Taking care of clients is nothing new to Soucie. Her career has included working for Allstate Insurance, as the company's first female national manager, plus owning her own nursing agency.
Born in northern Maine she knew by the time she was 5 years old that she wanted to live elsewhere Soucie has lived and worked in Massachusetts, Connecticut, Idaho, Nevada and California. She lived in the Bay Area for 18 years, but the one-hour commute to travel 14 miles took a toll.
"I love the mountains, and I'd had a place at Incline for years. Clients from the Bay Area were setting up offices in Reno and told me I should, so I did. I had bought my dream house, but I lived there just six weeks before moving to Reno.
"After four months, I sold everything in California. I knew I wouldn't make the money I did in the Bay Area, but you never see a Brinks truck following a hearse. You can't take it with you," she says.
But you can enjoy it in the present.
She and her husband, Bob Donovan, are avid travelers. Soucie counts Salzburg, Austria, as one of her favorite cities, and the couple joined the Sparks Chamber of Commerce on its trip to China this year. Her affinity for travel dovetails nicely with Soucie's ability to learn languages quickly. French is her first language ("Everyone in northern Maine speaks French," she says), and she learned English about the age of 16. Her first trip to Germany, she translated a menu so she could order her meal, having never studied the language.
Soucie has always been up for a challenge. At 23, she started taking tae kwon do. By the time she was 26, her instructor had her in the trials for Montreal Olympics.
"I didn't make it, but I got to the trials," she says proudly. "I'm very persistent. I loved the discipline. You push yourself out of your comfort zone."

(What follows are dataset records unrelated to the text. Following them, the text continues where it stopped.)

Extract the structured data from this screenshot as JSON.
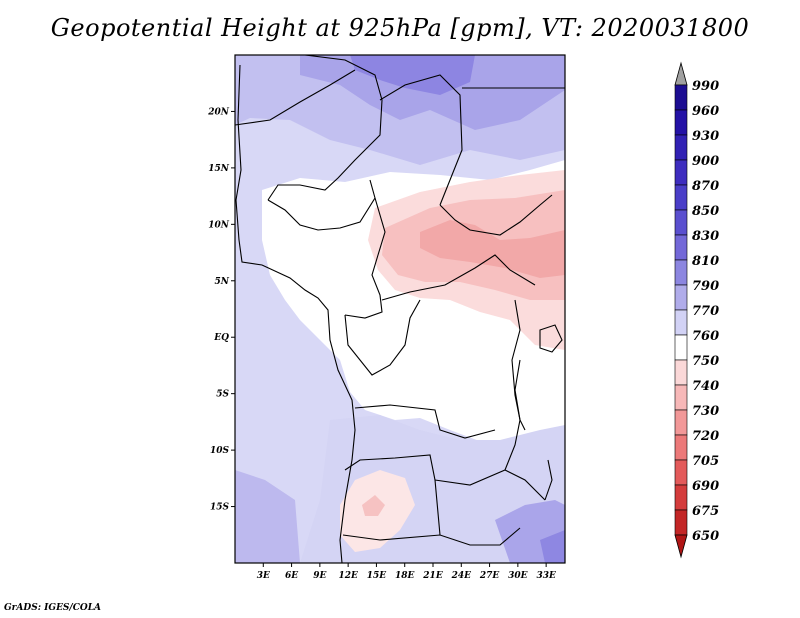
{
  "title": "Geopotential Height at 925hPa [gpm], VT: 2020031800",
  "credit": "GrADS: IGES/COLA",
  "map": {
    "lat_labels": [
      "20N",
      "15N",
      "10N",
      "5N",
      "EQ",
      "5S",
      "10S",
      "15S"
    ],
    "lon_labels": [
      "3E",
      "6E",
      "9E",
      "12E",
      "15E",
      "18E",
      "21E",
      "24E",
      "27E",
      "30E",
      "33E"
    ],
    "lat_values": [
      20,
      15,
      10,
      5,
      0,
      -5,
      -10,
      -15
    ],
    "lon_values": [
      3,
      6,
      9,
      12,
      15,
      18,
      21,
      24,
      27,
      30,
      33
    ],
    "extent": {
      "lon_min": 0,
      "lon_max": 35,
      "lat_min": -20,
      "lat_max": 25
    }
  },
  "colorbar": {
    "levels": [
      "990",
      "960",
      "930",
      "900",
      "870",
      "850",
      "830",
      "810",
      "790",
      "770",
      "760",
      "750",
      "740",
      "730",
      "720",
      "705",
      "690",
      "675",
      "650"
    ],
    "colors": [
      "#1c0d92",
      "#2412a6",
      "#3121b4",
      "#3e2dbf",
      "#4a3ec8",
      "#5a4fcf",
      "#7368d8",
      "#8c86e0",
      "#b0acea",
      "#d2d2f5",
      "#ffffff",
      "#fbd8d8",
      "#f7b8b8",
      "#f29898",
      "#ec7979",
      "#e35a5a",
      "#d43c3c",
      "#c32626",
      "#b01515"
    ]
  }
}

These days, her comfort zone includes regular visits to Maui. Soucie has had a timeshare there for 18 years, and makes an annual visit. This year, she and her husband will be joined by three of their grandchildren when they go for Christmas.
"We're not traveling as much as we'd like with the economy, but Hawaii is so affordable. There's a Costco across from the airport, and when the grandkids come we go there and stock up for the trip," she says.
For the woman whose favorite book is John F. Kennedy's "Profiles in Courage," braving the lines at Costco with three kids in tow is a piece of cake.
The seeker
Who: Marie Soucie
What: President,MCSS Ltd.
Family: Husband, Bob Donovan. Two sons, one stepson, one stepdaughter and nine grandchildren.
She says: "Trust is the best policy."